Gérard Collomb de se défendre par la suite, en arguant que son père ouvrier sidérurgiste lui a appris beaucoup. Ce qui ne justifie rien bien entendu.
Obtenir une parité “réelle” en octobre prochain ?
Et pour finir, on voit bien à quel point ce système de valeurs est institué.
« Allez hop, on prend l’apéro », osera lui-même le chef de cabinet adjoint du maire de Lyon, au début de l’intervention de Françoise Chevallier (EE-LV) en fin de conseil. Tandis que le maire s’enquiert benoîtement de la teneur du courrier auquel l’élue se plaint de n’avoir pas reçu de réponse.
« Quelles étaient les questions ? », demande, penaud, le maire à son cabinet. Ce dernier n’a visiblement même pas jugé utile de l’informer du courrier du groupe d’opposition. Mépris patent de la démocratie locale, représentée une fois encore par une femme.
Les femmes dans ce conseil seront globalement ignorées, leurs interventions ne sont pas prises au sérieux.

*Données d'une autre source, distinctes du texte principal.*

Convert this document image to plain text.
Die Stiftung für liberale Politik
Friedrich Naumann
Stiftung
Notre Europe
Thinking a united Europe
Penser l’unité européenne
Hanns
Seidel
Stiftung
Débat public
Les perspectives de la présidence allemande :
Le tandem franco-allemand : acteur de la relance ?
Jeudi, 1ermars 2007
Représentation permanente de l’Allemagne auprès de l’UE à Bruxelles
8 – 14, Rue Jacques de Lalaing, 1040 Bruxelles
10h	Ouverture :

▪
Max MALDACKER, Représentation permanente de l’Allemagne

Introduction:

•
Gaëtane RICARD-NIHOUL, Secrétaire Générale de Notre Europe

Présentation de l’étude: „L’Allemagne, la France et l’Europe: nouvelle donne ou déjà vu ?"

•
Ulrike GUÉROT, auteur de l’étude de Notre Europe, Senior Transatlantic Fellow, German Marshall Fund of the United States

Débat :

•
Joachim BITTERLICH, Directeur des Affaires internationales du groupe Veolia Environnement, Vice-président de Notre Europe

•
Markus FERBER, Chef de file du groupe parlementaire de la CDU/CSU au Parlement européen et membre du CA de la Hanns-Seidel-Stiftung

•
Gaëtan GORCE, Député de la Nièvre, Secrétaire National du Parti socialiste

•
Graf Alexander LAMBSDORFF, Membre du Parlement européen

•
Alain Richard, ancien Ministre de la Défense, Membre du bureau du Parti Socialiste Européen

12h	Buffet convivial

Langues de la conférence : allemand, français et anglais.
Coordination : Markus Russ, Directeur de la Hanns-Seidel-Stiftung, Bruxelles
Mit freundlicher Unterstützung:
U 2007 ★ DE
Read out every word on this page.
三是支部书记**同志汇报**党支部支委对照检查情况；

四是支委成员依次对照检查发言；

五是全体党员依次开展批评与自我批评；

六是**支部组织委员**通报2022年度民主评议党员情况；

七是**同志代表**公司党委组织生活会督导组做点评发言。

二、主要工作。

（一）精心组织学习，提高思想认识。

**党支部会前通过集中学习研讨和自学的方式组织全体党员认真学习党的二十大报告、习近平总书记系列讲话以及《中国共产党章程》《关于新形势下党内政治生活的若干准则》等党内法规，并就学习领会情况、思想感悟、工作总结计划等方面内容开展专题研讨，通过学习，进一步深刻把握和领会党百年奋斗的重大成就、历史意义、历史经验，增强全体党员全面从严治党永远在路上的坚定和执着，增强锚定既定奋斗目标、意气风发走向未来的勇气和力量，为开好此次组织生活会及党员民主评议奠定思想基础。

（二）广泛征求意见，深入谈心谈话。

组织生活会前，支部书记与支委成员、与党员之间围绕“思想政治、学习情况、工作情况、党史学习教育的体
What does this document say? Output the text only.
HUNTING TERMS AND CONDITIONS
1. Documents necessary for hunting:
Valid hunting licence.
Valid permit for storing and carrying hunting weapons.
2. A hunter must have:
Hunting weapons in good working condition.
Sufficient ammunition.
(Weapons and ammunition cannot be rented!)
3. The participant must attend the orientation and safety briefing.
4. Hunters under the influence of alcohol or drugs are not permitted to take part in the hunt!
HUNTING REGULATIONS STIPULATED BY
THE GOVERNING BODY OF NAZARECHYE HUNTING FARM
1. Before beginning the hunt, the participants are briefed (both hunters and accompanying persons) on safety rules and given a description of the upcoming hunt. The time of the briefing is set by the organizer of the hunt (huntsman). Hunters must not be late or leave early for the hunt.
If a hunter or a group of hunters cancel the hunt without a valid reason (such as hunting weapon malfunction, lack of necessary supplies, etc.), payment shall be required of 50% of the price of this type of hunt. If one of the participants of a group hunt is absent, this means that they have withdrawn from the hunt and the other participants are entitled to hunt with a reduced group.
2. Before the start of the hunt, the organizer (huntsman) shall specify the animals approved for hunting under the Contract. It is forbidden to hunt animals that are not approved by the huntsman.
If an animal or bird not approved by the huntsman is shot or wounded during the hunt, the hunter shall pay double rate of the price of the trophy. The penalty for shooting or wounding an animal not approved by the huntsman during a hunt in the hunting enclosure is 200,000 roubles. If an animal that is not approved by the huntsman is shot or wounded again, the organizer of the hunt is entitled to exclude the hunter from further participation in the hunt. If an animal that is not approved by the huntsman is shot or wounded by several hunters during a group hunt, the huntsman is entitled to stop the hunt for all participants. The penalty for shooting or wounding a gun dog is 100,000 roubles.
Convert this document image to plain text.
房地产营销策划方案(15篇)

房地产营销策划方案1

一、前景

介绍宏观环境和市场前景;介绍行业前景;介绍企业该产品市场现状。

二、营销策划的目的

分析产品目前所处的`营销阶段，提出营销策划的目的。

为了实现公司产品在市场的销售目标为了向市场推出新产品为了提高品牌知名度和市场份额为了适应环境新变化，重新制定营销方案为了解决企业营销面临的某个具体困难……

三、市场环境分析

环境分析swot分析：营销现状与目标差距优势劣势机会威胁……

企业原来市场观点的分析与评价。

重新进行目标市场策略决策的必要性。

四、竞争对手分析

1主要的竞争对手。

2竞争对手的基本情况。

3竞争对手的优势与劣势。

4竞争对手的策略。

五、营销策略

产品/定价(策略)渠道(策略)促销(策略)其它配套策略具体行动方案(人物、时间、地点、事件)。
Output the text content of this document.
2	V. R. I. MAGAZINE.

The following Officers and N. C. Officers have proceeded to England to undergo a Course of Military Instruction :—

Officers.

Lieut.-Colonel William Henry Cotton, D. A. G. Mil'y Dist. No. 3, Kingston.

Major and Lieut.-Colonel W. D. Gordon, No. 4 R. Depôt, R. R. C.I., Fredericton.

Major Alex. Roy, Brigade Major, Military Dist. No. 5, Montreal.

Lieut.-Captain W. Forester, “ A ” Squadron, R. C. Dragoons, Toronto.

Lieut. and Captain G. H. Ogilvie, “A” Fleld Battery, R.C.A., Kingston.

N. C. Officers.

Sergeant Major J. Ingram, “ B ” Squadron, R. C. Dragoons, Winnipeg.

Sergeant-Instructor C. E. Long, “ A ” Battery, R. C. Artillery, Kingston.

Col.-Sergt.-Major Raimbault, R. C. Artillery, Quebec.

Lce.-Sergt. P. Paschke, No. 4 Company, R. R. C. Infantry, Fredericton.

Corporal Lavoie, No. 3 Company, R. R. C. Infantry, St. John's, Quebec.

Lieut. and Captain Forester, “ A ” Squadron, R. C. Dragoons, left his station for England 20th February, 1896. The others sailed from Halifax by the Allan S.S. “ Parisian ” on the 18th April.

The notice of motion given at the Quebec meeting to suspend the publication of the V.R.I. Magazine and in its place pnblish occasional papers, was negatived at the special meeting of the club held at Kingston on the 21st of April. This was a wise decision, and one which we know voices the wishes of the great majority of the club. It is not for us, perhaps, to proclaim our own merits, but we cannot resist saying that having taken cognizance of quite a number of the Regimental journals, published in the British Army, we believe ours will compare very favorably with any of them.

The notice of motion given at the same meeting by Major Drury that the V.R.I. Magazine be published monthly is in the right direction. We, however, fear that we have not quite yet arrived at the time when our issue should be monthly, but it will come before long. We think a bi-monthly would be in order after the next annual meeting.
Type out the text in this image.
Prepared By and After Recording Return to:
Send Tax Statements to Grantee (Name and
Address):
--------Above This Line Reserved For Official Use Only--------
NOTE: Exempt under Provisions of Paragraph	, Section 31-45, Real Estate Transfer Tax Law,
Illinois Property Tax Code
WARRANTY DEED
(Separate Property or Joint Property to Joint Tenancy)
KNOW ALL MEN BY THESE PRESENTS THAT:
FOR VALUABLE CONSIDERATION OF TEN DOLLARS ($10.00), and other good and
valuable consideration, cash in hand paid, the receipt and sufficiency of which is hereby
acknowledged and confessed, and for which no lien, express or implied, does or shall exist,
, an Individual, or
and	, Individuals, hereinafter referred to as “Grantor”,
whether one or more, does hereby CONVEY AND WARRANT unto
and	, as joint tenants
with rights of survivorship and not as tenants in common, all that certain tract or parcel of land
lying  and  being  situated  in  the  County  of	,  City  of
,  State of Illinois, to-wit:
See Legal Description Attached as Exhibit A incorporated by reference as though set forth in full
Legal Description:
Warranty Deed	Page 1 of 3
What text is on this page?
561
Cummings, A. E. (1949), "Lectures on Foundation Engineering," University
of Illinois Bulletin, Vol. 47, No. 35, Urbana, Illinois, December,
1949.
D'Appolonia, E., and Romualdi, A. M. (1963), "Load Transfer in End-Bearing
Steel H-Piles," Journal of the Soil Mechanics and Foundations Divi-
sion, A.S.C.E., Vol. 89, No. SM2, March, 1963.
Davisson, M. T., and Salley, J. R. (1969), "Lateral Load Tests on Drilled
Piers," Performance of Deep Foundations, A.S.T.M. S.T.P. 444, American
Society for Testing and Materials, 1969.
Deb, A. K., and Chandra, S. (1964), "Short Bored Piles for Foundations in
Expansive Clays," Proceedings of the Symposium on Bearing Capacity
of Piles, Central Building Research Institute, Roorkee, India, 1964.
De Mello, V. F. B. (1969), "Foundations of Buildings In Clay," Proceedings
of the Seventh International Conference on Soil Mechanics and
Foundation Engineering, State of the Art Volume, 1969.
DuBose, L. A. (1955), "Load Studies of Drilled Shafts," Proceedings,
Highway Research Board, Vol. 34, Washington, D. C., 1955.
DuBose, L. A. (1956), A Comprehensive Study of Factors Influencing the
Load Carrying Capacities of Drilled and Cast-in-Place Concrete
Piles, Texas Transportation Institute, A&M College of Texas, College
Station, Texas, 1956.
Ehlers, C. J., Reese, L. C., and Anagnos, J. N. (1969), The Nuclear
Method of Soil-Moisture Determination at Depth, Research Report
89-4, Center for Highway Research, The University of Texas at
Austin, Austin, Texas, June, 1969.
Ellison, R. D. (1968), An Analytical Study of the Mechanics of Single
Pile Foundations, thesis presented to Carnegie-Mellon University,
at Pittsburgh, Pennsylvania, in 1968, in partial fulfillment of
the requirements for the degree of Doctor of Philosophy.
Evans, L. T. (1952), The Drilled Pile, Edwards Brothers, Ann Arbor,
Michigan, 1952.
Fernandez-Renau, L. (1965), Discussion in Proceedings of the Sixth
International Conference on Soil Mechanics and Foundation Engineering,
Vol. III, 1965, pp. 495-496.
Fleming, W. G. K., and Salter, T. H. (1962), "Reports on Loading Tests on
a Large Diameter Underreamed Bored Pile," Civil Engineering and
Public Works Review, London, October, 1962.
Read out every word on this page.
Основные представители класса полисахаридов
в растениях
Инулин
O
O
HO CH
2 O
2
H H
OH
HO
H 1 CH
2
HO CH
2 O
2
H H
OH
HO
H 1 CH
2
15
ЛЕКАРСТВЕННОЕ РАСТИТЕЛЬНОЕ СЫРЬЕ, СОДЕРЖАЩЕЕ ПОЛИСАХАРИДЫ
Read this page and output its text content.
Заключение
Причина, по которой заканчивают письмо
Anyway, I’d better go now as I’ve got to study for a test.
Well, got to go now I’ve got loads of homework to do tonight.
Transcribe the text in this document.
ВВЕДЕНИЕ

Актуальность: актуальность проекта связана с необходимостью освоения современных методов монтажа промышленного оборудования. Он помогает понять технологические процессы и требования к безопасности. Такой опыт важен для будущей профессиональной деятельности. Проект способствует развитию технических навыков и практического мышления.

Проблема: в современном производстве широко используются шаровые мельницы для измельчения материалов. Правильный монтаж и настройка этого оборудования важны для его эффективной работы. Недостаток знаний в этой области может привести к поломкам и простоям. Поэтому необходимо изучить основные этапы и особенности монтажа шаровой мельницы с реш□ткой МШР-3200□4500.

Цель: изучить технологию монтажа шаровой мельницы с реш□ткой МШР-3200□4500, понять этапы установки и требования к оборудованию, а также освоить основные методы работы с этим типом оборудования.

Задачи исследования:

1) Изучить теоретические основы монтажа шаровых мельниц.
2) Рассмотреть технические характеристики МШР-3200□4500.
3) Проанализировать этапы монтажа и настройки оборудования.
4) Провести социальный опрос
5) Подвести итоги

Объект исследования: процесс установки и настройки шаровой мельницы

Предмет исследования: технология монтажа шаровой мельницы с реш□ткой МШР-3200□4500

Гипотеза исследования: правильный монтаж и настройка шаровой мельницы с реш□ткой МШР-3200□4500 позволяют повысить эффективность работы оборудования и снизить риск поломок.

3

Le maire ne les considèrent pas. Pour les hommes, en revanche, il en va tout autrement : « Merci Monsieur Berrat », « Monsieur Broliquier, je suis entièrement d’accord avec vous », etc. Pourtant les attaques émanant de ces personnes sont au rendez-vous également, mais le maire respecte visiblement plus facilement ces adversaires masculins.
Ce conseil le révèle sans mérite, ni pour le maire ni pour son aréopage, les femmes-élues ne sont pas audibles à Lyon. Plus qu’un changement d’exécutif, il faudra certainement un changement de paradigme en octobre prochain (date présumée du 2e tour des élections municipales) pour obtenir une parité “réelle” et redynamiser le fonctionnement de la démocratie à locale à Lyon.